Starting with your equation for $s$, define the following quantities:

$$\underline s = \begin{bmatrix} s_1\\ s_2\\ s_3 \end{bmatrix}$$

$$X = \begin{bmatrix} 1 \ \ p_1 \ \ t_1\\ 1 \ \ p_2 \ \ t_2\\ 1 \ \ p_3 \ \ t_3\\ \end{bmatrix}$$

$$\underline\beta = \begin{bmatrix} b\\ m\\ a \end{bmatrix}$$

Then per your equation $\underline s = X \ \underline\beta$. In your case you have three data points and 3 unknowns. If $X$ is full column rank (its determinant is not zero, points are not colinear) and since $X$ is square, multiplication of both sides of the equation for $ \underline s$ by $X^{-1}$ gives $\underline\beta = X^{-1} \underline s$.

If you have more than three data points (more than 3 rows of the $s$ vector and the X matrix) the following equation will do the trick: $$\underline\beta = (X'X)^{-1}X' \underline s$$ again as long as $X$ is full column rank, or equivalently, as long as $det(X'X) \neq 0$. In this case the equation gives the least squares estimate for $\underline \beta$.
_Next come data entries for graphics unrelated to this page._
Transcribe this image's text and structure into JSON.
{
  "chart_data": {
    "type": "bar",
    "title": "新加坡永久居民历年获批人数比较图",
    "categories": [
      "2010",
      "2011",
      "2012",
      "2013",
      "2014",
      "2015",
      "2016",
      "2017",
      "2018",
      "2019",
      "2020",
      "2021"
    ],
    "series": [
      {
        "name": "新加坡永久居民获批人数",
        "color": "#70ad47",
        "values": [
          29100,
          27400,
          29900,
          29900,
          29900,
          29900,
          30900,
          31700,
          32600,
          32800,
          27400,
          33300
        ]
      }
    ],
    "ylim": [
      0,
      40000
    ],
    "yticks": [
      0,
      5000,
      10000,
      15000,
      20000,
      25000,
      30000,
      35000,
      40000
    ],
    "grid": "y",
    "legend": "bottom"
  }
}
The second equation will work as well for the case of only 3 points, which means you can solve your initial problem with a standard regression package. In this case you have a saturated model which has no degrees of freedom left over to estimate an error term, but with three points and three parameters to estimate you'll have a perfect fit, as has been pointed out in the comments. I hope this helps.